I agree that women should not be talked about in that way but I also think that there is a difference between the way a guy talks about a random hook up and the way he would talk about his girlfriend. There's a good chance that he will never see the random girl again and therefore feels free to talk about her however he wants. If he were to talk about his girlfriend that way it would definitely come back to him sooner or later and he is probably a jerk.
I agree with myblogid. While I think it is wrong to discuss intimate details about one's sexual life, I also think that it is part of society. Women do the same with men, and it isn't just college-aged people being promiscuous. I hear high school girls and boys talk about everything about their sex lives. I bet in the 1950s, things like this was unheard of. I think it is just the way the world is now. All people are casually discussing their sex lives, no matter where or who they are with.

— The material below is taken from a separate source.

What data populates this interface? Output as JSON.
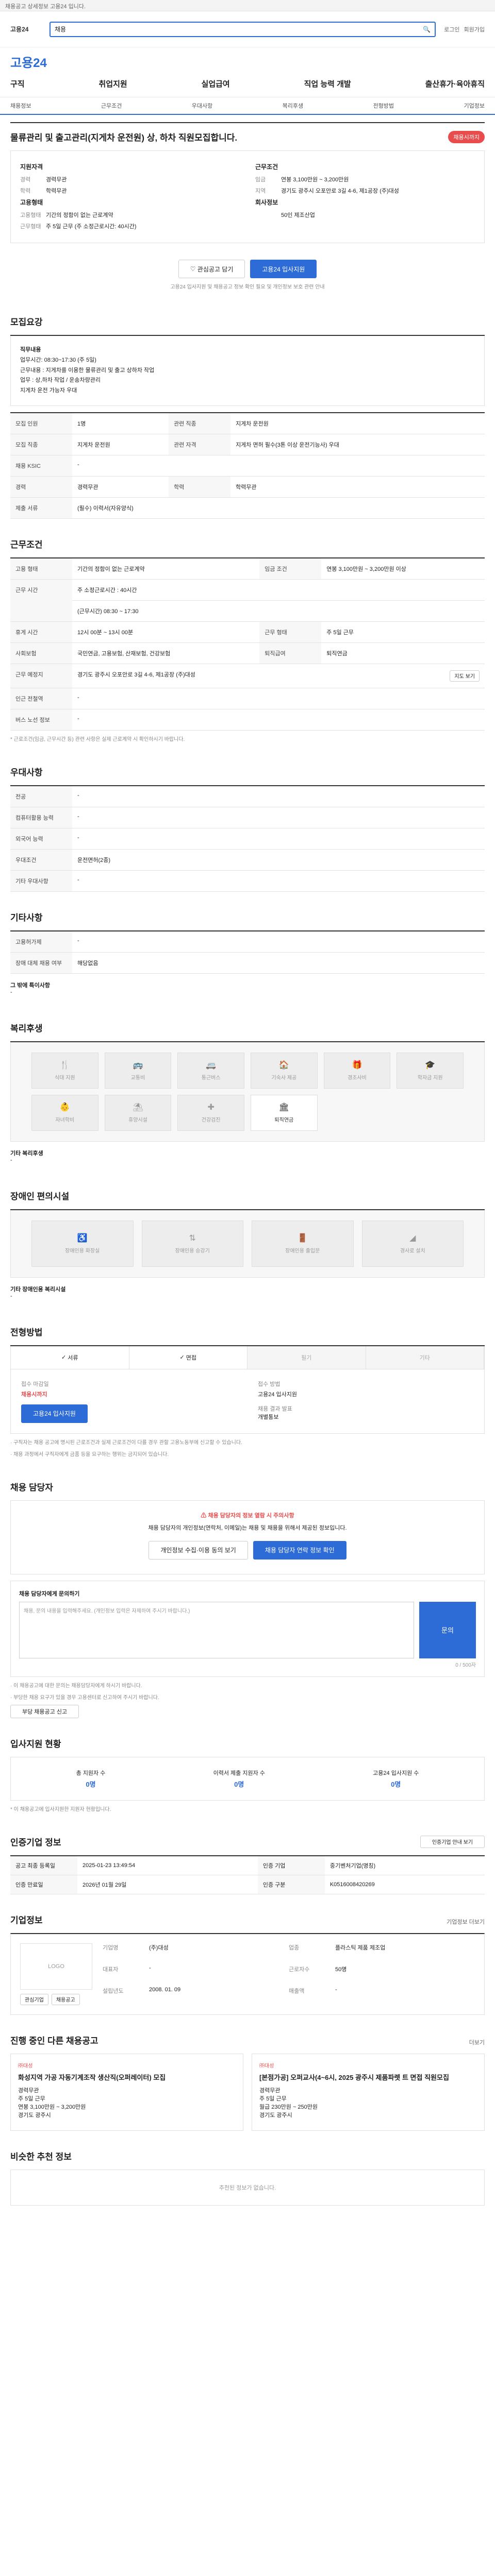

I have to disagree with labeling of the guys on that floor as the problem. I'm in a fraternity, and I know all too well some of the craziest sexual escapades that have gone down this year, but I gaurentee you that it was just as outrageous for the girls as it was for the guys. I know a handful of guys that regularly have what some would call over-the-top encounters on a regular basis, but I know just as many girls who act the same way. While you, and many others, will reject that behavior as offensive and improper, there is a large demographic of this campus, and every college, that is looking for that same lifestyle. To these people, college is the time for drunken hookups. I do admit, that this does bring up the long debated double standard of this making the guys into 'the man' and the girls into 'sluts' but that is a whole other issue. I just feel it is narrow minded to think that all these girls stumbling into your townhouse at 5 am are innnocent victims of the 'frat boys' upstairs.
I don't believe that it is anyone's place to say what is acceptable between two consenting adults in an intimate atmosphere. If anyone crosses the line with a sexual partner, that is a problem but it is not up to anyone besides those involved to determine whether that line was crossed, (as long as they are consenting adults).